VIII. SUR LA MÊME FÊTE DE LA CONVERSION DE
SAINT PAUL.

Mon Dieu, je vous rends mille graces d'avoir mis devant mes yeux Saul persécuteur que vous convertissez, et qui devient l'apôtre des nations. C'est pour la gloire de votre grace que vous l'avez

1 Job., IX, 4.

fait. Vous vous devez à vous-même un si grand exemple pour consoler tous les pécheurs. Hélas! quels châtiments n'ai-je point mérités de votre justice? Je vous ai oublié, ô vous qui m'avez fait, et à qui je dois tout ce que je suis! A l'ingratitude j'ai joint l'endurcissement; j'ai méprisé vos graces; j'ai été insensible à vos promesses; j'ai abusé de vos miséricordes; j'ai contristé votre Esprit saint; j'ai résisté à ses mouvements salutaires; j'ai dit dans mon cœur rebelle: Non, je ne porterai point le joug du Seigneur. J'ai fui quand vous me poursuiviez ; j'ai cherché des prétextes pour m'éloigner de vous.

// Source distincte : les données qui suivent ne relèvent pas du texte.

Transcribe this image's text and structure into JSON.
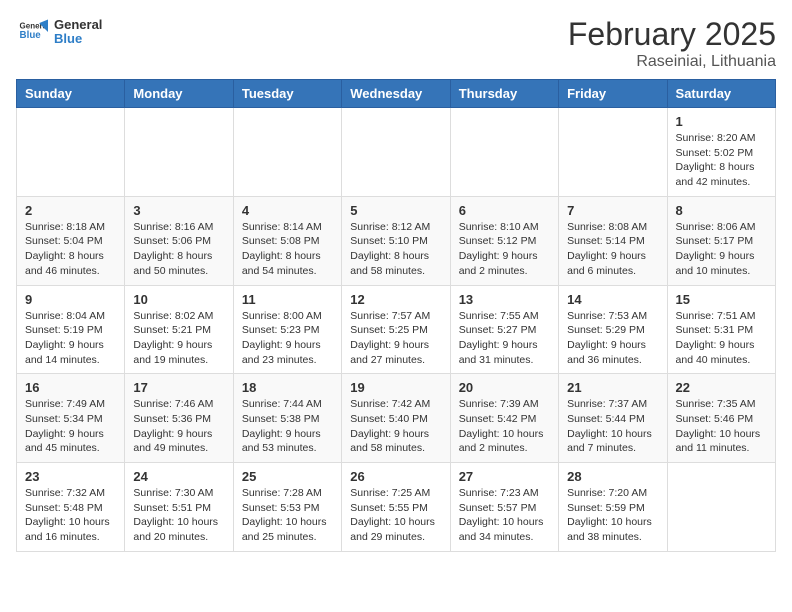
{
  "header": {
    "logo_general": "General",
    "logo_blue": "Blue",
    "month_title": "February 2025",
    "location": "Raseiniai, Lithuania"
  },
  "weekdays": [
    "Sunday",
    "Monday",
    "Tuesday",
    "Wednesday",
    "Thursday",
    "Friday",
    "Saturday"
  ],
  "weeks": [
    [
      {
        "day": "",
        "info": ""
      },
      {
        "day": "",
        "info": ""
      },
      {
        "day": "",
        "info": ""
      },
      {
        "day": "",
        "info": ""
      },
      {
        "day": "",
        "info": ""
      },
      {
        "day": "",
        "info": ""
      },
      {
        "day": "1",
        "info": "Sunrise: 8:20 AM\nSunset: 5:02 PM\nDaylight: 8 hours and 42 minutes."
      }
    ],
    [
      {
        "day": "2",
        "info": "Sunrise: 8:18 AM\nSunset: 5:04 PM\nDaylight: 8 hours and 46 minutes."
      },
      {
        "day": "3",
        "info": "Sunrise: 8:16 AM\nSunset: 5:06 PM\nDaylight: 8 hours and 50 minutes."
      },
      {
        "day": "4",
        "info": "Sunrise: 8:14 AM\nSunset: 5:08 PM\nDaylight: 8 hours and 54 minutes."
      },
      {
        "day": "5",
        "info": "Sunrise: 8:12 AM\nSunset: 5:10 PM\nDaylight: 8 hours and 58 minutes."
      },
      {
        "day": "6",
        "info": "Sunrise: 8:10 AM\nSunset: 5:12 PM\nDaylight: 9 hours and 2 minutes."
      },
      {
        "day": "7",
        "info": "Sunrise: 8:08 AM\nSunset: 5:14 PM\nDaylight: 9 hours and 6 minutes."
      },
      {
        "day": "8",
        "info": "Sunrise: 8:06 AM\nSunset: 5:17 PM\nDaylight: 9 hours and 10 minutes."
      }
    ],
    [
      {
        "day": "9",
        "info": "Sunrise: 8:04 AM\nSunset: 5:19 PM\nDaylight: 9 hours and 14 minutes."
      },
      {
        "day": "10",
        "info": "Sunrise: 8:02 AM\nSunset: 5:21 PM\nDaylight: 9 hours and 19 minutes."
      },
      {
        "day": "11",
        "info": "Sunrise: 8:00 AM\nSunset: 5:23 PM\nDaylight: 9 hours and 23 minutes."
      },
      {
        "day": "12",
        "info": "Sunrise: 7:57 AM\nSunset: 5:25 PM\nDaylight: 9 hours and 27 minutes."
      },
      {
        "day": "13",
        "info": "Sunrise: 7:55 AM\nSunset: 5:27 PM\nDaylight: 9 hours and 31 minutes."
      },
      {
        "day": "14",
        "info": "Sunrise: 7:53 AM\nSunset: 5:29 PM\nDaylight: 9 hours and 36 minutes."
      },
      {
        "day": "15",
        "info": "Sunrise: 7:51 AM\nSunset: 5:31 PM\nDaylight: 9 hours and 40 minutes."
      }
    ],
    [
      {
        "day": "16",
        "info": "Sunrise: 7:49 AM\nSunset: 5:34 PM\nDaylight: 9 hours and 45 minutes."
      },
      {
        "day": "17",
        "info": "Sunrise: 7:46 AM\nSunset: 5:36 PM\nDaylight: 9 hours and 49 minutes."
      },
      {
        "day": "18",
        "info": "Sunrise: 7:44 AM\nSunset: 5:38 PM\nDaylight: 9 hours and 53 minutes."
      },
      {
        "day": "19",
        "info": "Sunrise: 7:42 AM\nSunset: 5:40 PM\nDaylight: 9 hours and 58 minutes."
      },
      {
        "day": "20",
        "info": "Sunrise: 7:39 AM\nSunset: 5:42 PM\nDaylight: 10 hours and 2 minutes."
      },
      {
        "day": "21",
        "info": "Sunrise: 7:37 AM\nSunset: 5:44 PM\nDaylight: 10 hours and 7 minutes."
      },
      {
        "day": "22",
        "info": "Sunrise: 7:35 AM\nSunset: 5:46 PM\nDaylight: 10 hours and 11 minutes."
      }
    ],
    [
      {
        "day": "23",
        "info": "Sunrise: 7:32 AM\nSunset: 5:48 PM\nDaylight: 10 hours and 16 minutes."
      },
      {
        "day": "24",
        "info": "Sunrise: 7:30 AM\nSunset: 5:51 PM\nDaylight: 10 hours and 20 minutes."
      },
      {
        "day": "25",
        "info": "Sunrise: 7:28 AM\nSunset: 5:53 PM\nDaylight: 10 hours and 25 minutes."
      },
      {
        "day": "26",
        "info": "Sunrise: 7:25 AM\nSunset: 5:55 PM\nDaylight: 10 hours and 29 minutes."
      },
      {
        "day": "27",
        "info": "Sunrise: 7:23 AM\nSunset: 5:57 PM\nDaylight: 10 hours and 34 minutes."
      },
      {
        "day": "28",
        "info": "Sunrise: 7:20 AM\nSunset: 5:59 PM\nDaylight: 10 hours and 38 minutes."
      },
      {
        "day": "",
        "info": ""
      }
    ]
  ]
}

J'ai craint de voir trop clair, et de connoître certaines vérités que je ne voulois pas suivre. Je me suis irrité contre les croix qui servent à me détacher de la vie. J'ai critiqué la vertu, la supportant impatiemment comme étant ma condamnation. J'ai eu honte de paroître bon, et j'ai fait gloire d'être ingrat. J'ai marché dans mes propres voies, au gré de mes passions et de mon orgueil.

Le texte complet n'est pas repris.